In London, a newly erected system of loans to sovereign powers helped guarantee Greek and Latin American independence – yet its successors would later radically constrict the freedom of precisely these countries, as the conditions of multilateral loans became a powerful tool to wield over sovereign leaders in debtor countries. American humanitarian aid for the Greeks was a training ground for habits of administration and a cast of mind that have since been expanded across the globe with the rise of the US to the status of world hegemon. A precedent for “intervention” in other countries’ affairs, outlined in France’s invasion of Spain in 1823, was firmly established, with far-reaching consequences still felt in debates now over Ukraine.

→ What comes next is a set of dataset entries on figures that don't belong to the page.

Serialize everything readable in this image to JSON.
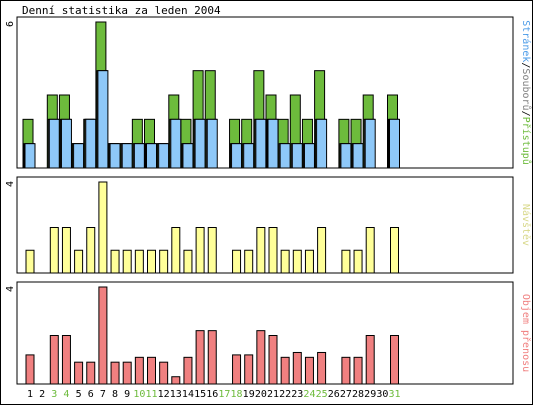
{
  "title": "Denní statistika za leden 2004",
  "colors": {
    "frame": "#000000",
    "access": "#6dbb3c",
    "files": "#d0d0d0",
    "pages": "#8ec8f8",
    "visits": "#ffff99",
    "traffic": "#f08080",
    "weekend_label": "#6dbb3c",
    "weekday_label": "#000000",
    "legend_pages": "#4a9be8",
    "legend_files": "#808080",
    "legend_visits": "#d8d88a",
    "legend_traffic": "#f08080"
  },
  "chart_data": [
    {
      "type": "bar",
      "panel": "top",
      "categories": [
        "1",
        "2",
        "3",
        "4",
        "5",
        "6",
        "7",
        "8",
        "9",
        "10",
        "11",
        "12",
        "13",
        "14",
        "15",
        "16",
        "17",
        "18",
        "19",
        "20",
        "21",
        "22",
        "23",
        "24",
        "25",
        "26",
        "27",
        "28",
        "29",
        "30",
        "31"
      ],
      "weekend_days": [
        "3",
        "4",
        "10",
        "11",
        "17",
        "18",
        "24",
        "25",
        "31"
      ],
      "ylim": [
        0,
        6
      ],
      "y_tick_label": "6",
      "legend": [
        {
          "label": "Stránek",
          "color_key": "legend_pages"
        },
        {
          "label": "/",
          "color_key": "weekday_label"
        },
        {
          "label": "Souborů",
          "color_key": "legend_files"
        },
        {
          "label": "/",
          "color_key": "weekday_label"
        },
        {
          "label": "Přístupů",
          "color_key": "access"
        }
      ],
      "series": [
        {
          "name": "Přístupů",
          "color_key": "access",
          "values": [
            2,
            0,
            3,
            3,
            1,
            2,
            6,
            1,
            1,
            2,
            2,
            1,
            3,
            2,
            4,
            4,
            0,
            2,
            2,
            4,
            3,
            2,
            3,
            2,
            4,
            0,
            2,
            2,
            3,
            0,
            3
          ]
        },
        {
          "name": "Souborů",
          "color_key": "files",
          "values": [
            1,
            0,
            2,
            2,
            1,
            2,
            4,
            1,
            1,
            1,
            1,
            1,
            2,
            1,
            2,
            2,
            0,
            1,
            1,
            2,
            2,
            1,
            1,
            1,
            2,
            0,
            1,
            1,
            2,
            0,
            2
          ]
        },
        {
          "name": "Stránek",
          "color_key": "pages",
          "values": [
            1,
            0,
            2,
            2,
            1,
            2,
            4,
            1,
            1,
            1,
            1,
            1,
            2,
            1,
            2,
            2,
            0,
            1,
            1,
            2,
            2,
            1,
            1,
            1,
            2,
            0,
            1,
            1,
            2,
            0,
            2
          ]
        }
      ]
    },
    {
      "type": "bar",
      "panel": "middle",
      "ylim": [
        0,
        4
      ],
      "y_tick_label": "4",
      "legend": [
        {
          "label": "Návštěv",
          "color_key": "legend_visits"
        }
      ],
      "series": [
        {
          "name": "Návštěv",
          "color_key": "visits",
          "values": [
            1,
            0,
            2,
            2,
            1,
            2,
            4,
            1,
            1,
            1,
            1,
            1,
            2,
            1,
            2,
            2,
            0,
            1,
            1,
            2,
            2,
            1,
            1,
            1,
            2,
            0,
            1,
            1,
            2,
            0,
            2
          ]
        }
      ]
    },
    {
      "type": "bar",
      "panel": "bottom",
      "ylim": [
        0,
        4
      ],
      "y_tick_label": "4",
      "legend": [
        {
          "label": "Objem přenosu",
          "color_key": "legend_traffic"
        }
      ],
      "series": [
        {
          "name": "Objem přenosu",
          "color_key": "traffic",
          "values": [
            1.2,
            0,
            2.0,
            2.0,
            0.9,
            0.9,
            4.0,
            0.9,
            0.9,
            1.1,
            1.1,
            0.9,
            0.3,
            1.1,
            2.2,
            2.2,
            0,
            1.2,
            1.2,
            2.2,
            2.0,
            1.1,
            1.3,
            1.1,
            1.3,
            0,
            1.1,
            1.1,
            2.0,
            0,
            2.0
          ]
        }
      ]
    }
  ]
}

The Greek Revolution’s half-chronological, half-thematic organisation is justified by the several levels on which the book must operate – explaining the shifting currents of support for the Greeks in Europe, intrigues in the Ottoman world, politicking among Greek leaders and the fighting itself. But it also makes an already dizzying set of characters and events seem even more confusing, as battles and sieges are narrated several times over. Mazower’s treatment of the revolution, in the works for over a decade and published to coincide with its 200th anniversary, surely takes its place as the authoritative single-volume account in English, but it feels slightly unfinished in places – the index, for example, is often off by a couple pages. Is it possible that, like the revolution which is its subject, a long gestation and pre-planned schedule did not wholly prevent the author’s great salvo from detonating prematurely?